En ese momento, Esther extendió la mano por encima de la mesa en busca de la de Mabel.

—Y una empieza a ver cosas que siempre ha temido… o que siempre ha deseado.

Mabel dejó que Esther le cogiera la mano durante un momento, pero luego la apartó.

—No. No lo entiendes. La vimos. Y ambos vimos también las huellas, y los mitones y la bufanda han desaparecido.

—Quizá fuera un animal, o el viento. Hay muchas explicaciones posibles.

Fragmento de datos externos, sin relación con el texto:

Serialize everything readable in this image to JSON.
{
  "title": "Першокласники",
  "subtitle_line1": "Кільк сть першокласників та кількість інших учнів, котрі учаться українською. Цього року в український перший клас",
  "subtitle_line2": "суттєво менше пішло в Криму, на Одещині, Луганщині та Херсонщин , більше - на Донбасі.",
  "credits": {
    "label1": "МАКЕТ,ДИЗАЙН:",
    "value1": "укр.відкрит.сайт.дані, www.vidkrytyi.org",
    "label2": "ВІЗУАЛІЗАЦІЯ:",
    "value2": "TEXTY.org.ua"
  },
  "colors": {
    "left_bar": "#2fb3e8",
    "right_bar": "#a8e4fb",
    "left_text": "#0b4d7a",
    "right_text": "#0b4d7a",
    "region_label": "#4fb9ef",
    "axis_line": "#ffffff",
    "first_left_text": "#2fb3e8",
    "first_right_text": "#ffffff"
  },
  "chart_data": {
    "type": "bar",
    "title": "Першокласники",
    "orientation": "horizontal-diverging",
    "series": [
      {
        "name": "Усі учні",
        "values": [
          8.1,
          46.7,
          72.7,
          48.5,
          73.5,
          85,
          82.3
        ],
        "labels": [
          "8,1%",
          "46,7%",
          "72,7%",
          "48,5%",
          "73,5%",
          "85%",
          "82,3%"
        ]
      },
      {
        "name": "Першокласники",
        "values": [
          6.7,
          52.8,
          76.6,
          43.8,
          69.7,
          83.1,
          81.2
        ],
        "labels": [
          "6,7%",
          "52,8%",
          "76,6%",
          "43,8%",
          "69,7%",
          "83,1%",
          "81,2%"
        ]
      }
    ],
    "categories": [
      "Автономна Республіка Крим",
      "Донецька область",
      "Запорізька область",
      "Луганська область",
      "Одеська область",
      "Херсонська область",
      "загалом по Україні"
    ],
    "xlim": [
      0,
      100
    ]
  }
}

Los hombres habían dejado de hablar. Todos miraban a Mabel.

—Es verdad. ¿No lo es, Jack? La vimos. Con su abriguito azul.

Jack se movió en la silla y se encogió de hombros.

—Podría haber sido cualquier cosa —dijo él.

—No. No. —Mabel estaba enojada—. Era una niña. Tú la viste igual que yo. Y sus huellas estaban en la nieve.

—Bueno, entonces quizá puedas mostrarnos las huellas —dijo Esther—. Garrett es un excelente rastreador. Seguro que encuentra algo.

En esos instantes Mabel sintió unas tremendas ganas de gritar, pero mantuvo la calma.

—Las huellas se han borrado. La tormenta de la semana pasada las cubrió todas.

—¿Tormenta? No ha nevado desde… —Esther se mordió los labios.

Mabel se levantó y llevó los platos a la cocina, contenta de abandonar la mesa. Jack esquivó su mirada cuando fue hacia el horno de leña a añadir otro tronco. Ella se mantuvo ocupada con el postre: galletas rellenas con la mermelada casera de Esther. Mientras trabajaba, Esther se acercó a ella por detrás y le dio un apretón cariñoso en el codo. Fue un gesto de amistad y simpatía, pero hizo que Mabel se sintiera absolutamente desgraciada.